Nous trouvons depuis longtemps ce principe d’entraide mutuelle par l’intégration à un groupe de pairs qui savent par expérience ce que nous vivons. Ils se font accueil, soutien, accompagnement et se lient d’amour fraternel. En tout premier, ce fut parmi les alcooliques que cette forme de soutien débuta et s’étendit ensuite à d’autres dépendances (narcotiques, « outremangeurs », jeu compulsif, sexo-dépendants, etc.). D’autres encore se sont créés sur le même principe, par exemple des réseaux d’hommes aux prises avec des situations affectives.

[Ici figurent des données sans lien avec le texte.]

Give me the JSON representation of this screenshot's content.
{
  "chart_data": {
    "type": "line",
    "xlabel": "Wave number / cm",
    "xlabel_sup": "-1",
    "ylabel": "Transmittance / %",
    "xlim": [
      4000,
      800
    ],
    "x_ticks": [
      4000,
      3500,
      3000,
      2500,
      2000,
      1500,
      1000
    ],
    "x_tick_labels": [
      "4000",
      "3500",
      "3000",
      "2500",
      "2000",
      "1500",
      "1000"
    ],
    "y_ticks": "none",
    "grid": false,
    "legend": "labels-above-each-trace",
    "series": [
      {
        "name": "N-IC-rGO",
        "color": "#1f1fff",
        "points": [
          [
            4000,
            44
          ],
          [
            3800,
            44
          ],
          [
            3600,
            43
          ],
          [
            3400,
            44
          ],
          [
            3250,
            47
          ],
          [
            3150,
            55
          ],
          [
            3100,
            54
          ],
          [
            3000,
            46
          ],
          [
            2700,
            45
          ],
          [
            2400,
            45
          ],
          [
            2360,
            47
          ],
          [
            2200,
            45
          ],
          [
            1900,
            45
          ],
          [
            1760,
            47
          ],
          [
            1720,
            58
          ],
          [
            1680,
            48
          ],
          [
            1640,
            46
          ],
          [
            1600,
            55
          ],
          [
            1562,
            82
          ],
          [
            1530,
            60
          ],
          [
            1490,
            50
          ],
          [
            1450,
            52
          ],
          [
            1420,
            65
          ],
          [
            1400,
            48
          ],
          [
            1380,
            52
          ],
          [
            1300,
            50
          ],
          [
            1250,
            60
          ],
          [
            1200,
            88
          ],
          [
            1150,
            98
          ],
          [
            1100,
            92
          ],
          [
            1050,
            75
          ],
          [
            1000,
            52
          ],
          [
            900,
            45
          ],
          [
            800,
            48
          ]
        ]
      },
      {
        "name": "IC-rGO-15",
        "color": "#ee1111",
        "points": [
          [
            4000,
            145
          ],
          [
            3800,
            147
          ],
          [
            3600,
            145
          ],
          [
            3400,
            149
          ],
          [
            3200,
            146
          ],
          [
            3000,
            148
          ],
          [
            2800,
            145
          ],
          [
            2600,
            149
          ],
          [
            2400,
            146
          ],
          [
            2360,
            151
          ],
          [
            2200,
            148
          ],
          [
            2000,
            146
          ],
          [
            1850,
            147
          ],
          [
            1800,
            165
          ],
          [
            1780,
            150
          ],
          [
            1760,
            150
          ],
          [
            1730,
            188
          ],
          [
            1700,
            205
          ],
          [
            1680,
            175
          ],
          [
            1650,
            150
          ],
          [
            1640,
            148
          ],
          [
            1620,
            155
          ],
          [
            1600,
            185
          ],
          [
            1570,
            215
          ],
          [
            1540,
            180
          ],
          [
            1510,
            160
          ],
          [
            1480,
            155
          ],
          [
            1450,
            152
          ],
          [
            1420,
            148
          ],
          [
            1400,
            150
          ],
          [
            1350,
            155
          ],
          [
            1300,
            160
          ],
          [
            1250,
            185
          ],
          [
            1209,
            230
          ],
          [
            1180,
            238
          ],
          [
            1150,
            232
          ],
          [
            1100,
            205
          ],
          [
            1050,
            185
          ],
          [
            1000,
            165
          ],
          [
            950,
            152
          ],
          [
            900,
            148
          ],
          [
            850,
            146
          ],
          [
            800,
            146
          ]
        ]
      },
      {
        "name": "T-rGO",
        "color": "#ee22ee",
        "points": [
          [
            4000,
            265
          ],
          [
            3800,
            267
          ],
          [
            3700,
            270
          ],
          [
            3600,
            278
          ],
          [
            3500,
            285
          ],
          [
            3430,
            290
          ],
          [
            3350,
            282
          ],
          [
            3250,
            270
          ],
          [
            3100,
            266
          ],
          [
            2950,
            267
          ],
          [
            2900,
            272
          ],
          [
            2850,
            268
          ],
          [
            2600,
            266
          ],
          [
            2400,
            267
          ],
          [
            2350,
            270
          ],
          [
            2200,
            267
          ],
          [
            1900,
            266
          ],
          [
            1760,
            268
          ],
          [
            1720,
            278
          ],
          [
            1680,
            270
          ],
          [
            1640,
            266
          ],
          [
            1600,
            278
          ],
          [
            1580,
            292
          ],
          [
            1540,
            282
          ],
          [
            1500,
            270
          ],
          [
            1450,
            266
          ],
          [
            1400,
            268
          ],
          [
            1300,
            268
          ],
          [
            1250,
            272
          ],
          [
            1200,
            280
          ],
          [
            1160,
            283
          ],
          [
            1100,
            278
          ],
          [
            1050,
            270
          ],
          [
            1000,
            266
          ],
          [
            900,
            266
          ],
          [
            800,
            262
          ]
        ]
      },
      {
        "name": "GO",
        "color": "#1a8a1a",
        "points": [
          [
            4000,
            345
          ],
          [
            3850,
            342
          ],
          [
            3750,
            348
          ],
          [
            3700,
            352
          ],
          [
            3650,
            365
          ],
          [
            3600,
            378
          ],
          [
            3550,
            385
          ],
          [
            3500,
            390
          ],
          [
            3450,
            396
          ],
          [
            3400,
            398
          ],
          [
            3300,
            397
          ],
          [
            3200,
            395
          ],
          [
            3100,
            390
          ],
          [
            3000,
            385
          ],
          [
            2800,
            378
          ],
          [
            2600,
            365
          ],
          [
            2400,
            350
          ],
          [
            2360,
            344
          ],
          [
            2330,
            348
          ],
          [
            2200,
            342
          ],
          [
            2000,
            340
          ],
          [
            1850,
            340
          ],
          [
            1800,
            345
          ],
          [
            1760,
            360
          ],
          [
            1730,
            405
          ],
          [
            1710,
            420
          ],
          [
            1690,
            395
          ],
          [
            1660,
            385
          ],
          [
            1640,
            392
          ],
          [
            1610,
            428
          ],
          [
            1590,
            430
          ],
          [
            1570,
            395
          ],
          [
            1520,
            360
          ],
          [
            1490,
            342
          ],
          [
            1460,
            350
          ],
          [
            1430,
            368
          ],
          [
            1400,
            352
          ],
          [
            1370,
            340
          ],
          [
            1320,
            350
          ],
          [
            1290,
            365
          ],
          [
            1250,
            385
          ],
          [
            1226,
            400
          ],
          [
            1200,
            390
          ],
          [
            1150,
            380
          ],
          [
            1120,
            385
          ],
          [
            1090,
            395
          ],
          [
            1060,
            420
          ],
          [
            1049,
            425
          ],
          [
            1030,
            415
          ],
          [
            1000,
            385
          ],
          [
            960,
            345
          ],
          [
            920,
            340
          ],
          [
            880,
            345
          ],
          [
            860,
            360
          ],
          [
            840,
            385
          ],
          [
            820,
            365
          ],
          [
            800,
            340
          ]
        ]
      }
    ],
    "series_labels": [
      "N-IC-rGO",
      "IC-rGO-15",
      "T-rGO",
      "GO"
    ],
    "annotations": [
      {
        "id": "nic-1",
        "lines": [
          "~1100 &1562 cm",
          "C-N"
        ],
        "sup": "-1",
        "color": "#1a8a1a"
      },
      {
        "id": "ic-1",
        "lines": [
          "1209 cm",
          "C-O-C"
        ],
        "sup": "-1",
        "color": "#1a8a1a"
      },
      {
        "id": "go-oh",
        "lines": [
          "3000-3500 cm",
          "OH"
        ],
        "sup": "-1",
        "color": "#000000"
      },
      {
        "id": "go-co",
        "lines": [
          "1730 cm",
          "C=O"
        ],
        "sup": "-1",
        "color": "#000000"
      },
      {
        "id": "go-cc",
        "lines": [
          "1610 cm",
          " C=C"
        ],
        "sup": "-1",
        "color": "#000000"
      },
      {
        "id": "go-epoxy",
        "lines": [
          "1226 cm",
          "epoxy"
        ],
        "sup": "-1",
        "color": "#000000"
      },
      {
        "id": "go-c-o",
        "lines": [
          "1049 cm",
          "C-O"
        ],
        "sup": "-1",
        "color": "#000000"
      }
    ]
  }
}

L’Église a tout avantage à reconnaître et honorer ces groupes qui foisonnent et qui font du bien aux êtres dont le cœur est transpercé par le malheur. Se relever d’un deuil, d’une dépendance, de situations qui écrasent, parfois jusqu’au bord de la destruction, est une expérience du même ordre que celle de la mort-résurrection. Ce passage peut, fort heureusement, être accompagné par de bons samaritains qui offrent de marcher avec d’autres « comme eux », avec le sentiment de donner au suivant…
Sans qu’il soit question de foi chrétienne dans le sens explicite, il ne peut s’exercer une telle charité envers autrui si elle n’est pas nourrie par l’amour. Et l’amour, oui cet amour-charité, ne vient-il pas d’une seule et même source?
Comment réagissez-vous ?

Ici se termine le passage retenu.